Again, everyone has a story. The adoptive mom who feels slighted with each negative mention of formula . . . the woman who survived sexual abuse as a child for whom the thought of breastfeeding triggers traumatic memories . . . the woman whose partner constantly derided and chided her quest to breastfeed . . . the woman whose baby had a dairy sensitivity but received no advice or support on elimination diets . . . EVERYONE has a story. Stop and LISTEN to the story. Listen without forming arguments in your mind. Listen without mentally checking off a punch list of everything she could have done to "try harder." Listen with compassion and empathy so that you can grow in your knowledge of the real-life obstacles every woman in this country faces from the outset.
2) Offer your support.
If you know women in your circle of friends who are planning to breastfeed, offer your knowledge and support. Make her aware of the booby traps that may be waiting for her. Help her come up with solutions for "what if" scenarios before the baby arrives. Help her build a support network that will be activated the day of baby's birth and continue to be there through the days and weeks that we all know to be the most challenging.
Once the baby arrives, be there. Rearrange your schedule so you can offer face-to-face support. Take her older children for a few hours so she can focus on breastfeeding. Organize meal deliveries. If she is struggling, simply ask "How can I support you in this?" And then respect her response.
3) Change the culture
This is the part we are good at, isn't it, friends? Daily we are advocating change with the way we live our lives. Breastfeed your babies and speak honestly about your experiences. Make breastfeeding in public as normal as reapplying your lipstick. Lose the attitude. Smile genuinely (rather than defiantly) at passersby who make eye contact while you are nursing in public. Demonstrate to young people who haven't yet entered parenthood that breastfeeding is a normal part of having a child.
4) Direct your energy
Partner with an organization whose goal it is to bring about institutional change, change in our culture from the top down. My personal favorite is Best For Babes. I think they are doing a spectacular job of focusing on booby traps rather than the choices of individuals. Find an advocacy group with whom you can identify and support them with your time, money, and talent.
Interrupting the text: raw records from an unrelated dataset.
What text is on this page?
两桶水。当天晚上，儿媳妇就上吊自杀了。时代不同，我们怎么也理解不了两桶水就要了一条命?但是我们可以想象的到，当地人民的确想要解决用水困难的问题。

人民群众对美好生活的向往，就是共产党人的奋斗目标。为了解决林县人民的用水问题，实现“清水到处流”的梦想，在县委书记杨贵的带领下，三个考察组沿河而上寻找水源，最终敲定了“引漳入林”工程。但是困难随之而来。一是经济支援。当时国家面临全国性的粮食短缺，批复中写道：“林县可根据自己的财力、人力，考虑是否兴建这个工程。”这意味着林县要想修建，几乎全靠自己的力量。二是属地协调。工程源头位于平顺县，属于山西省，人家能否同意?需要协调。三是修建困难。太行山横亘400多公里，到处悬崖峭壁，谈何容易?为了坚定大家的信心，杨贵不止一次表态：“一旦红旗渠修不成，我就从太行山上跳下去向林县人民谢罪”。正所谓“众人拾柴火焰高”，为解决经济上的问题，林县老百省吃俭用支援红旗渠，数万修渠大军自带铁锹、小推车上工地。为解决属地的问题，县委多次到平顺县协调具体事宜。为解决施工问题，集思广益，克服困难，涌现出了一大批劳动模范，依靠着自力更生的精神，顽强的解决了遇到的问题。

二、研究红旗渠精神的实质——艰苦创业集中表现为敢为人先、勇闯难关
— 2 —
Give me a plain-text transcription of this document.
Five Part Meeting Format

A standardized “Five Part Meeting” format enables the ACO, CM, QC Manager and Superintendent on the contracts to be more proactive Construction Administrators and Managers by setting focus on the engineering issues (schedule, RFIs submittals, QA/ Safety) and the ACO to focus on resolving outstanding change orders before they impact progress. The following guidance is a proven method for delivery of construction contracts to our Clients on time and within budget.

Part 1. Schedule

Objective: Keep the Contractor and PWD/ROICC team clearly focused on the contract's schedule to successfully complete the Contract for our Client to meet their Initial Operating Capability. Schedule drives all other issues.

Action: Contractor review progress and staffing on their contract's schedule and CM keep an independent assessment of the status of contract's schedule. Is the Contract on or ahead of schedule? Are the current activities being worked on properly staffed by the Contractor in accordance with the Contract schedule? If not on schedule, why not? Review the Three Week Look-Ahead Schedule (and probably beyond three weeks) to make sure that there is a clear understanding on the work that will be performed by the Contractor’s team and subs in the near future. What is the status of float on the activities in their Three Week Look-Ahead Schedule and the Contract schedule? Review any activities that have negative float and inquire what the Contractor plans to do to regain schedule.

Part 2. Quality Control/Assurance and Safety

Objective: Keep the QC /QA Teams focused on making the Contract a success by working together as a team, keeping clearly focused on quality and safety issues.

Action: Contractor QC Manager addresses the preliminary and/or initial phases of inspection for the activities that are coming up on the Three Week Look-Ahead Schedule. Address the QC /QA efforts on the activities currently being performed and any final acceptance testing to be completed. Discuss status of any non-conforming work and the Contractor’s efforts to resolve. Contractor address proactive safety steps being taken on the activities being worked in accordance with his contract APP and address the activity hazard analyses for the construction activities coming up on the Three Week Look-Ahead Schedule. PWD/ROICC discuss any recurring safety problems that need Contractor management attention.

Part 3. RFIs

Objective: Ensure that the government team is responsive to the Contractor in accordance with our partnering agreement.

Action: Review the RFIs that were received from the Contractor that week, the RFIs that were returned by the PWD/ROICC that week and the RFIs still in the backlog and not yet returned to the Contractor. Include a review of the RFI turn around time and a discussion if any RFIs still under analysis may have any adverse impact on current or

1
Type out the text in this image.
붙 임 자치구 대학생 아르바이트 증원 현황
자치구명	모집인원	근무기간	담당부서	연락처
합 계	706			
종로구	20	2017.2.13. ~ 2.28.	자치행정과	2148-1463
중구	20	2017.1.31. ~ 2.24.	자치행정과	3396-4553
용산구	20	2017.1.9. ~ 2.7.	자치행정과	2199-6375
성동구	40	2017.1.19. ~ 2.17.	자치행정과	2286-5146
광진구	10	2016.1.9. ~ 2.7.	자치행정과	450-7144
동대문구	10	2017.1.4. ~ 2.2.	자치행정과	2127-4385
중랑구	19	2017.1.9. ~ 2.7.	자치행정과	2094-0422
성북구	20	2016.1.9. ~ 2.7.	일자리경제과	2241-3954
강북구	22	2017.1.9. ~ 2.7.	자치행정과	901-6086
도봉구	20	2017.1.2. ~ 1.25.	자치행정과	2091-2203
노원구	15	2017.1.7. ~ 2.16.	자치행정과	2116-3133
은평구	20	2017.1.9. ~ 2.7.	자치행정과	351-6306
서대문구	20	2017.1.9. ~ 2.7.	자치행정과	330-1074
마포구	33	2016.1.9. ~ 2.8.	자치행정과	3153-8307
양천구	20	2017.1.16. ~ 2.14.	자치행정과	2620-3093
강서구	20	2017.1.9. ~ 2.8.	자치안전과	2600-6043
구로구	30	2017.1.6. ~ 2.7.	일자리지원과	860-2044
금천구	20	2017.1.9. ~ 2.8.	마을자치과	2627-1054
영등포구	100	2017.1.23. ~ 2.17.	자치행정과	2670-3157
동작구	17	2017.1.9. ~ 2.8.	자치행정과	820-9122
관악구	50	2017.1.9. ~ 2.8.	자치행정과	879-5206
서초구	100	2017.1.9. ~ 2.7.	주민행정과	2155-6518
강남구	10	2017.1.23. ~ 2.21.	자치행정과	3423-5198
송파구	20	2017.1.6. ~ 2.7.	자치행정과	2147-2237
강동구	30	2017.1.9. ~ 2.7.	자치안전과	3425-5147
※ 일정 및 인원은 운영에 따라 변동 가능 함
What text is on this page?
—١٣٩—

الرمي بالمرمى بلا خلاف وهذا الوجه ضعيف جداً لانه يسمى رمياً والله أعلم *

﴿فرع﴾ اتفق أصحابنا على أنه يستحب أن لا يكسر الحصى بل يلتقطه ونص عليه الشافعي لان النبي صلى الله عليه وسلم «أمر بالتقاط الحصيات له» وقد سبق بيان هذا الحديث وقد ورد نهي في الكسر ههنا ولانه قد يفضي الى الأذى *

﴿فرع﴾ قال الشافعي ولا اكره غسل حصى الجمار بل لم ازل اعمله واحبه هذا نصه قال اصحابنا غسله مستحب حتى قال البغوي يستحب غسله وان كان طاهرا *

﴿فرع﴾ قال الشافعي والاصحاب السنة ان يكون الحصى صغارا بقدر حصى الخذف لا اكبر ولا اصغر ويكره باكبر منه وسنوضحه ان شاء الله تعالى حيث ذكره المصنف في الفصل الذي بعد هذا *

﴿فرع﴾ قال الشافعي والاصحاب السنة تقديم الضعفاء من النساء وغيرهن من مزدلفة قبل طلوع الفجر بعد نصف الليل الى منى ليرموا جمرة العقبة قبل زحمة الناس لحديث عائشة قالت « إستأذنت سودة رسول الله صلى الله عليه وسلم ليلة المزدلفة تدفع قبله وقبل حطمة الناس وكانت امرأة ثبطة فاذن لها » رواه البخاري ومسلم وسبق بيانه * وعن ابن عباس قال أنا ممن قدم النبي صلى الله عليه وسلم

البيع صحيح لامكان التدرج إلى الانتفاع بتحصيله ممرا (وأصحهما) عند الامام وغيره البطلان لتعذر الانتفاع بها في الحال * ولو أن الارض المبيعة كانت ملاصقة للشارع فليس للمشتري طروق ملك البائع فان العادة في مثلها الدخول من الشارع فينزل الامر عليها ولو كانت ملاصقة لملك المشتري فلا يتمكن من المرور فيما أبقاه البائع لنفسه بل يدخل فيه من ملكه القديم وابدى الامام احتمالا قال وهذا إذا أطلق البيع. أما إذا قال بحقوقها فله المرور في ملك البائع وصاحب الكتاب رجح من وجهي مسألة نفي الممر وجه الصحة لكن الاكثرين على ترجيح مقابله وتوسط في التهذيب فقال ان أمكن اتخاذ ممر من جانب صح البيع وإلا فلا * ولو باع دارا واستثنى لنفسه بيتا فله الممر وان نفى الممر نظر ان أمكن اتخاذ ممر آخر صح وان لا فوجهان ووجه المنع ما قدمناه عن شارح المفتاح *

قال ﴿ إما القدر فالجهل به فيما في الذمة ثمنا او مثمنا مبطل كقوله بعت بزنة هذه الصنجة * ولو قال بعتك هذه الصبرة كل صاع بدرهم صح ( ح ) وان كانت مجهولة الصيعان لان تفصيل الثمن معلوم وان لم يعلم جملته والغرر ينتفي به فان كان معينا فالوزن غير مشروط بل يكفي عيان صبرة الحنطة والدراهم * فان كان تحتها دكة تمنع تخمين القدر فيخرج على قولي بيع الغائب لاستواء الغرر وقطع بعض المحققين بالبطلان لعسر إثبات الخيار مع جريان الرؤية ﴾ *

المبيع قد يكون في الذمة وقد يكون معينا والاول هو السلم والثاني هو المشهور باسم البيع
5) Watch yourself, watch your words
We advocates know that there is a movement among us to replace "best possible, ideal, optimal, perfect" as descriptors for breastfeeding with the simple truth that breastfeeding is "normal." Why? Because words are powerful. Likewise, the words that you use - especially in public forums - are powerful. This is why it is imperative that we completely remove sentiments like "lazy," "uneducated," "selfish," and "unmotivated" from the conversation. Please remember that you represent all of us when you speak.
If you must use words like "selfish," use it to label the marketers of formula. If you must talk about "not trying hard enough," use it to describe hospitals who refuse to commit to being baby-friendly. Criticism should always, always land on the barriers and never on individual women.
When you choose the seat of judgment over the seat of compassion and grace, you debase the whole movement. Advocacy works best when it invites education and cooperation. There is too much at stake to waste time and energy on the language of "the mommy wars." Our children and our grandchildren are relying on us to use our heads and our hearts as we stand side-by-side in our efforts to bring about lasting impact in the face of daunting obstacles. It's up to us.